I'm just biologist and not an expert in Bayesian statistics, but try to learn how to properly and wisely use the bayesian approach. So, for my concatenated matrix (mtDNA, nuclearDNA + gaps in one of nuclear genes) I made partitioned analysis.
Fully resolved tree topology were yielded with matrix dissected on 9 partitions. To all of them were selected models of nucleotide substitutions (with jModelTest).

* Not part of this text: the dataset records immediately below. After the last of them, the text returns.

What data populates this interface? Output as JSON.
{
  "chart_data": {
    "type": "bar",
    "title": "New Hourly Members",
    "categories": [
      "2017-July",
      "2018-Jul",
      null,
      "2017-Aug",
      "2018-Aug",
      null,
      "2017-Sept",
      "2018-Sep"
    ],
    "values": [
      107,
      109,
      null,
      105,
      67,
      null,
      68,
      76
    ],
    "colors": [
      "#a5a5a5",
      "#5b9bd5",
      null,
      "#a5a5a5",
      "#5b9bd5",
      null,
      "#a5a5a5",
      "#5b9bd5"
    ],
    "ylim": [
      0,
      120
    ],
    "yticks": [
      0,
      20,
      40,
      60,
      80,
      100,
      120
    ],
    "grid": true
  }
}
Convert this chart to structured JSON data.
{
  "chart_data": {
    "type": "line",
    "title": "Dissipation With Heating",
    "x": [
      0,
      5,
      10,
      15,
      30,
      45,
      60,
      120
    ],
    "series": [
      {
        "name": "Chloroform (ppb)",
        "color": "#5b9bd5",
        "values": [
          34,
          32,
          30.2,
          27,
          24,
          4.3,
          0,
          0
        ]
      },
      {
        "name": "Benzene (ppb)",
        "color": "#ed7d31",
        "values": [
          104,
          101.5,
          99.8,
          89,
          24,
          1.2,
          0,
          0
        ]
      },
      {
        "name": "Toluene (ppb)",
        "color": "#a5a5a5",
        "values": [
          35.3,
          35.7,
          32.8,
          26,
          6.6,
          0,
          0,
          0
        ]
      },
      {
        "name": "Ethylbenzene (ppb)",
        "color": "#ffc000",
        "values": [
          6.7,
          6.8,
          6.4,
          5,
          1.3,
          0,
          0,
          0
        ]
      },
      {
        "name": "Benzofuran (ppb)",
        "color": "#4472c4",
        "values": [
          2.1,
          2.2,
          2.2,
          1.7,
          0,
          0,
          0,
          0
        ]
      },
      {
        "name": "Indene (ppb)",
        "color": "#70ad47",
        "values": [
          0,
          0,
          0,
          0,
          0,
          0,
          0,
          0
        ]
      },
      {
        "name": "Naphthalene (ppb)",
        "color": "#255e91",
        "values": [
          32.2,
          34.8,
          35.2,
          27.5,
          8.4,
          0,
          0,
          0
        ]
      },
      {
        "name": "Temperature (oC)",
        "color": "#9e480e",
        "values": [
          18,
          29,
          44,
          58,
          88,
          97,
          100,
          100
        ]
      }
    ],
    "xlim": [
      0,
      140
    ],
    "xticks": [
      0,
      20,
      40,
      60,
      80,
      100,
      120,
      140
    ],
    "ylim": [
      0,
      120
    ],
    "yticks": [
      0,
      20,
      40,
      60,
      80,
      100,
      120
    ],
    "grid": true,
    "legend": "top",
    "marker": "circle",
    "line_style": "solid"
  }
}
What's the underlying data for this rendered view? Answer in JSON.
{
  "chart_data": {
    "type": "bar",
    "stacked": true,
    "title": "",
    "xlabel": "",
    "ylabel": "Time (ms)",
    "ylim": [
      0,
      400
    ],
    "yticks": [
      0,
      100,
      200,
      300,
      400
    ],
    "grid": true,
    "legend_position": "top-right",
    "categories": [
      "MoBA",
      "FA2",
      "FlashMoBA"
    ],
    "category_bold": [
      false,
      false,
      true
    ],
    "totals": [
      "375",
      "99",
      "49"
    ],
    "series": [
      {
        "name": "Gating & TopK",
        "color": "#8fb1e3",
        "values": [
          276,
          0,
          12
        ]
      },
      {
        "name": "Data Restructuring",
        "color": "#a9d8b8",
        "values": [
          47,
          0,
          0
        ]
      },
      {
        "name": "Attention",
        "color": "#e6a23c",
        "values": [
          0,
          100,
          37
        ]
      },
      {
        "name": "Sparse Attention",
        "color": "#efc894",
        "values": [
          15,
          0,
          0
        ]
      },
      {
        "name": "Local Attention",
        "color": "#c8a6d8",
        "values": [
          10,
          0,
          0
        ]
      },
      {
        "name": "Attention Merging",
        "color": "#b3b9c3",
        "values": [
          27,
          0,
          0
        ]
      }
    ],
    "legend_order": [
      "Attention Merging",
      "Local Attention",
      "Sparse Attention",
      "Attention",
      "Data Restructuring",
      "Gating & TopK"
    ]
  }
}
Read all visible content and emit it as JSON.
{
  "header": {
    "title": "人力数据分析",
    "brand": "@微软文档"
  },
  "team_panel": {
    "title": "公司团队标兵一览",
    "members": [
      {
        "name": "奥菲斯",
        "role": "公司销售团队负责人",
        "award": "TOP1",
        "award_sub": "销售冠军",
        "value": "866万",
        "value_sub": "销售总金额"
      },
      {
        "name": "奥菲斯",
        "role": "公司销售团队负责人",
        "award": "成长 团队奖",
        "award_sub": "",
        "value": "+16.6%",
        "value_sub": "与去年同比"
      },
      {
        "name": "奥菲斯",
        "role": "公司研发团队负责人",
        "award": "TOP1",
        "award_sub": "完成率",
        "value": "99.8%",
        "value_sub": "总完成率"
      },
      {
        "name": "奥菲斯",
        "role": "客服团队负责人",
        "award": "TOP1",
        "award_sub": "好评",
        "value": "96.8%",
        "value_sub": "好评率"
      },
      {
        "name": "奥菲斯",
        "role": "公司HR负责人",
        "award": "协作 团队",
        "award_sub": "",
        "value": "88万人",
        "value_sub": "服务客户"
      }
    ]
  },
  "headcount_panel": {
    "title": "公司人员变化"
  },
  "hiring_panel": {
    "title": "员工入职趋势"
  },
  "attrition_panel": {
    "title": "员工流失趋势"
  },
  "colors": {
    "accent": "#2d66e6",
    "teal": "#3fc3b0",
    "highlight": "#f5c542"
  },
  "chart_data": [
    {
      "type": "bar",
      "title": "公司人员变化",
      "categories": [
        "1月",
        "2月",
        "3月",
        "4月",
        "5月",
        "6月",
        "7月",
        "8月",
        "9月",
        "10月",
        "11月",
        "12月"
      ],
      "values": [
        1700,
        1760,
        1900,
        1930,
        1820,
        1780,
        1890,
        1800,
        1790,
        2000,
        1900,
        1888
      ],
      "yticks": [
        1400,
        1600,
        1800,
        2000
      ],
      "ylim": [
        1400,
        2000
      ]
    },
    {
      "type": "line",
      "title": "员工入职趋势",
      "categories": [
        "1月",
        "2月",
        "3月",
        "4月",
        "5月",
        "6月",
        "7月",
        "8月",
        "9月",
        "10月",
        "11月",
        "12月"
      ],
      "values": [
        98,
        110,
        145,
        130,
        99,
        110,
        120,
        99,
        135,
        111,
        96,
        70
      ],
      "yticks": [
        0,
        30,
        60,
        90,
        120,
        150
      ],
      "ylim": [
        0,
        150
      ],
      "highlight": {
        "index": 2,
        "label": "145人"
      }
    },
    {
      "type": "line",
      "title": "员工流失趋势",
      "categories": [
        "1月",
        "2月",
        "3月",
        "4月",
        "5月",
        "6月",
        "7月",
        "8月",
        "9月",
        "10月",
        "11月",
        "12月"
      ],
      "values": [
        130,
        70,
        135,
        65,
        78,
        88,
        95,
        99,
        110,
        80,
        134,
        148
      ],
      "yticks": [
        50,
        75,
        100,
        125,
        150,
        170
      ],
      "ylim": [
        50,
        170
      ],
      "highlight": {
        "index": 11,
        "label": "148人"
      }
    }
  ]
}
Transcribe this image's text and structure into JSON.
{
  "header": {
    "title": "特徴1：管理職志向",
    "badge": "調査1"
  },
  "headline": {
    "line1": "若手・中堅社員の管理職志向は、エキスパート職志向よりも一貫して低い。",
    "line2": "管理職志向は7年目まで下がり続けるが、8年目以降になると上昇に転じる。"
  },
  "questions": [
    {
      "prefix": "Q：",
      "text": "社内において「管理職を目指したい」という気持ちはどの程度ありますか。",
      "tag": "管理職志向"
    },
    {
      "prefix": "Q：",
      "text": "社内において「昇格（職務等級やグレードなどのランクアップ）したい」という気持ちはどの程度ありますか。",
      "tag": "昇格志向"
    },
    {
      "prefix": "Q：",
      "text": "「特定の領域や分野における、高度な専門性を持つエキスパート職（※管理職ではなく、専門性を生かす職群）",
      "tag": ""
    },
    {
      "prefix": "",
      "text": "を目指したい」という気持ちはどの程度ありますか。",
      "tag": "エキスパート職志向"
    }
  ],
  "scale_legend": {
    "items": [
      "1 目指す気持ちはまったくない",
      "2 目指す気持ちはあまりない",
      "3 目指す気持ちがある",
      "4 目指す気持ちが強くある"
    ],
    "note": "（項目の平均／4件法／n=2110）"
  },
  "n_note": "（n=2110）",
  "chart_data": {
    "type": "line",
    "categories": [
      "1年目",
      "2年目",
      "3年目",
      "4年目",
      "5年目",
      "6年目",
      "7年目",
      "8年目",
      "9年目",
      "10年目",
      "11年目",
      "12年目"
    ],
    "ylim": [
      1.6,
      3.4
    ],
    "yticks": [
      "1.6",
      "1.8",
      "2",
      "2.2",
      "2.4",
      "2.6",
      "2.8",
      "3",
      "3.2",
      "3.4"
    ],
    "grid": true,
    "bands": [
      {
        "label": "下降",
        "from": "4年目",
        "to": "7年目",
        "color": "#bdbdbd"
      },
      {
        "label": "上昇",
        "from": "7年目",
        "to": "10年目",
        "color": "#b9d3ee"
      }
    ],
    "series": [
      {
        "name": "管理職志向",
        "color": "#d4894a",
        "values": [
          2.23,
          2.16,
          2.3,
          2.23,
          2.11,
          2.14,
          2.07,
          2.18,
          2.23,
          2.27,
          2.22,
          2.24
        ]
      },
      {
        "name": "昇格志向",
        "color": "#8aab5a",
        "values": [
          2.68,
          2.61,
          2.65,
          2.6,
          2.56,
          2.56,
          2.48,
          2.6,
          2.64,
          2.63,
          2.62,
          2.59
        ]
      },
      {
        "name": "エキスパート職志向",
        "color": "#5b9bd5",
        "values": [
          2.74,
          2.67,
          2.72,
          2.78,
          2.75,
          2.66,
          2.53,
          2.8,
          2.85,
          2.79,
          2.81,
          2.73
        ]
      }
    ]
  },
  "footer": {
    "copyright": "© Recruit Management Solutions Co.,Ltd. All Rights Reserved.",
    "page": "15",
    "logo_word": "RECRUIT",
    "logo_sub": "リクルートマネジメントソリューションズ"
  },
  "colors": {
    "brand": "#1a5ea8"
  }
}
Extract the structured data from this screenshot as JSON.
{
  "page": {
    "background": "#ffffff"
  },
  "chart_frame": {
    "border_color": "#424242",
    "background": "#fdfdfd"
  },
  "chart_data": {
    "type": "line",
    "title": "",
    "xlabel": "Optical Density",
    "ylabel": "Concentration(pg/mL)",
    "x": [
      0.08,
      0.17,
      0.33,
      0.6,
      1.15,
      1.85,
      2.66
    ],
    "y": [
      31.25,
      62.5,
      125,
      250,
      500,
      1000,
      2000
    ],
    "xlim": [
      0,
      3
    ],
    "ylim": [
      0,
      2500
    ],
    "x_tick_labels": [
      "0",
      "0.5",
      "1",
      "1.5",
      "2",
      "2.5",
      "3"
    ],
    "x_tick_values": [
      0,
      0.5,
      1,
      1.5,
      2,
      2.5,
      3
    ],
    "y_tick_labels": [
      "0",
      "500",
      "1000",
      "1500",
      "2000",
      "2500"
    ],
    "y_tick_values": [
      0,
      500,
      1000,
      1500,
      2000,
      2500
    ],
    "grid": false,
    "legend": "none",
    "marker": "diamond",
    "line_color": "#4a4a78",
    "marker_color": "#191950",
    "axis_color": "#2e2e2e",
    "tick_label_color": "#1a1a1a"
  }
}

- gene 1 1st nucleotide in codon
- gene 1 2nd nucleotide in codon
- gene 1 3st nucleotide in codon
- gene 2 1st nucleotide in codon
- gene 2 2nd nucleotide in codon
- gene 2 3rd nucleotide in codon
- gene 3 (rDNA)
- gene 4 (rDNA)
- gaps (as "standard" characters)
lset applyto=(1) nst=1 rates=gamma; lset applyto=(2) nst=2 rates=equal; lset applyto=(3) nst=6 rates=gamma; lset applyto=(4) nst=1 rates=equal; lset applyto=(5) nst=1 rates=propinv; lset applyto=(6) nst=1 rates=propinv; lset applyto=(7) nst=1 rates=gamma; lset applyto=(8) nst=2 rates=equal;
After a while, I found Jeremy M. Brown's and Fredrik Ronquist's presentations, where they recommended not to choose models, but "let the [bayesian] analysis sample different models... (reversible jump)" and "If you use ModelTest or MrModelTest: Do not fix parameters in MrBayes"
Does it mean for me, that I did everything wrong? With such too detailed partitition I reсieve distorted tree topology, I guess. And can someone explain why is it need to find models by the Bayesian MCMC analysis itself?
Thank you for your attention. I will be glad to hear any comments regarding my analysis.